The most important reason for the prominence of this concept in recent ethical thought is historical experience in which informed consent was not observed, and in which moral atrocities occurred. These historical events offer an important perspective from which to view the evolution of contemporary notions of informed consent. For example, the Nuremberg Code, which has provided a starting point for understanding the meaning and importance of informed consent, grew out of the trial of German physicians who conducted human experiments in Nazi concentration camps. All subsequent codes and systems of regulation related to informed consent derive in various ways from this code. The issue of informed consent was addressed and refined in several important subsequent documents, such as the Declaration of Helsinki adopted by the World Medical Association as a governing set of research ethics principles. This set of principles established the priority of human subjects' interest over those of science and society.
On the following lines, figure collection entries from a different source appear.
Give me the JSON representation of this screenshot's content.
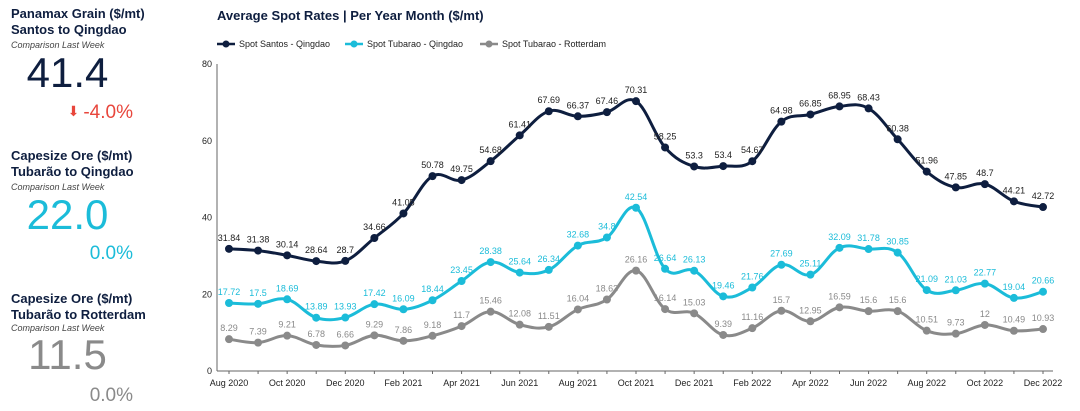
{
  "kpis": [
    {
      "title_line1": "Panamax Grain ($/mt)",
      "title_line2": "Santos to Qingdao",
      "subtitle": "Comparison Last Week",
      "value": "41.4",
      "change": "-4.0%",
      "value_color": "#0e1e3f",
      "change_color": "#e8463c",
      "arrow_icon": "arrow-down-icon"
    },
    {
      "title_line1": "Capesize Ore ($/mt)",
      "title_line2": "Tubarão to Qingdao",
      "subtitle": "Comparison Last Week",
      "value": "22.0",
      "change": "0.0%",
      "value_color": "#1bbcd9",
      "change_color": "#1bbcd9"
    },
    {
      "title_line1": "Capesize Ore ($/mt)",
      "title_line2": "Tubarão to Rotterdam",
      "subtitle": "Comparison Last Week",
      "value": "11.5",
      "change": "0.0%",
      "value_color": "#8a8a8a",
      "change_color": "#8a8a8a"
    }
  ],
  "chart_data": {
    "type": "line",
    "title": "Average Spot Rates | Per Year Month  ($/mt)",
    "legend_position": "top-left",
    "ylim": [
      0,
      80
    ],
    "yticks": [
      0,
      20,
      40,
      60,
      80
    ],
    "x_tick_labels": [
      "Aug 2020",
      "",
      "Oct 2020",
      "",
      "Dec 2020",
      "",
      "Feb 2021",
      "",
      "Apr 2021",
      "",
      "Jun 2021",
      "",
      "Aug 2021",
      "",
      "Oct 2021",
      "",
      "Dec 2021",
      "",
      "Feb 2022",
      "",
      "Apr 2022",
      "",
      "Jun 2022",
      "",
      "Aug 2022",
      "",
      "Oct 2022",
      "",
      "Dec 2022"
    ],
    "grid": false,
    "series": [
      {
        "name": "Spot Santos - Qingdao",
        "color": "#0e1e3f",
        "values": [
          31.84,
          31.38,
          30.14,
          28.64,
          28.7,
          34.66,
          41.05,
          50.78,
          49.75,
          54.68,
          61.41,
          67.69,
          66.37,
          67.46,
          70.31,
          58.25,
          53.3,
          53.4,
          54.67,
          64.98,
          66.85,
          68.95,
          68.43,
          60.38,
          51.96,
          47.85,
          48.7,
          44.21,
          42.72
        ],
        "labels": [
          "31.84",
          "31.38",
          "30.14",
          "28.64",
          "28.7",
          "34.66",
          "41.05",
          "50.78",
          "49.75",
          "54.68",
          "61.41",
          "67.69",
          "66.37",
          "67.46",
          "70.31",
          "58.25",
          "53.3",
          "53.4",
          "54.67",
          "64.98",
          "66.85",
          "68.95",
          "68.43",
          "60.38",
          "51.96",
          "47.85",
          "48.7",
          "44.21",
          "42.72"
        ]
      },
      {
        "name": "Spot Tubarao - Qingdao",
        "color": "#1bbcd9",
        "values": [
          17.72,
          17.5,
          18.69,
          13.89,
          13.93,
          17.42,
          16.09,
          18.44,
          23.45,
          28.38,
          25.64,
          26.34,
          32.68,
          34.8,
          42.54,
          26.64,
          26.13,
          19.46,
          21.76,
          27.69,
          25.11,
          32.09,
          31.78,
          30.85,
          21.09,
          21.03,
          22.77,
          19.04,
          20.66
        ],
        "labels": [
          "17.72",
          "17.5",
          "18.69",
          "13.89",
          "13.93",
          "17.42",
          "16.09",
          "18.44",
          "23.45",
          "28.38",
          "25.64",
          "26.34",
          "32.68",
          "34.8",
          "42.54",
          "26.64",
          "26.13",
          "19.46",
          "21.76",
          "27.69",
          "25.11",
          "32.09",
          "31.78",
          "30.85",
          "21.09",
          "21.03",
          "22.77",
          "19.04",
          "20.66"
        ]
      },
      {
        "name": "Spot Tubarao - Rotterdam",
        "color": "#8a8a8a",
        "values": [
          8.29,
          7.39,
          9.21,
          6.78,
          6.66,
          9.29,
          7.86,
          9.18,
          11.7,
          15.46,
          12.08,
          11.51,
          16.04,
          18.63,
          26.16,
          16.14,
          15.03,
          9.39,
          11.16,
          15.7,
          12.95,
          16.59,
          15.6,
          15.6,
          10.51,
          9.73,
          12,
          10.49,
          10.93
        ],
        "labels": [
          "8.29",
          "7.39",
          "9.21",
          "6.78",
          "6.66",
          "9.29",
          "7.86",
          "9.18",
          "11.7",
          "15.46",
          "12.08",
          "11.51",
          "16.04",
          "18.63",
          "26.16",
          "16.14",
          "15.03",
          "9.39",
          "11.16",
          "15.7",
          "12.95",
          "16.59",
          "15.6",
          "15.6",
          "10.51",
          "9.73",
          "12",
          "10.49",
          "10.93"
        ]
      }
    ]
  }
}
The U.S. Congress became increasingly concerned about informed consent during the early 1970s in part because of another historical event—the Tuskegee Syphilis Study. This involved poor black men who were not informed participants in the study and who were used as means to gain knowledge about the natural history of untreated syphilis. Though they were told about the fact that they had “bad blood,” they were not told of the penicillin treatment effective against syphilis, a treatment that had become the standard treatment for the disease by 1947. As a result of the details of the Tuskegee study, the National Commission for the Protection of Human Subjects of Biomedical and Behavioral Research was formed. This led to the production of the Belmont Report in 1979, a report that built upon the principles expressed in the Nuremberg Code. This report embraces three principles that are now familiar and accepted as crucial for research involving human subjects, and which are vital to a robust notion of informed consent: respect for people, beneficence, and justice. For the purposes of understanding informed consent, the principle of respect for people is dominant and comprises two concepts: Individuals are to be treated as autonomous agents, and those individuals with less autonomy are entitled to protection. The latter concept is especially relevant in interventions and research involving children, though it is somewhat fluid in its definition because the autonomy of pediatric patients increases as they approach adulthood.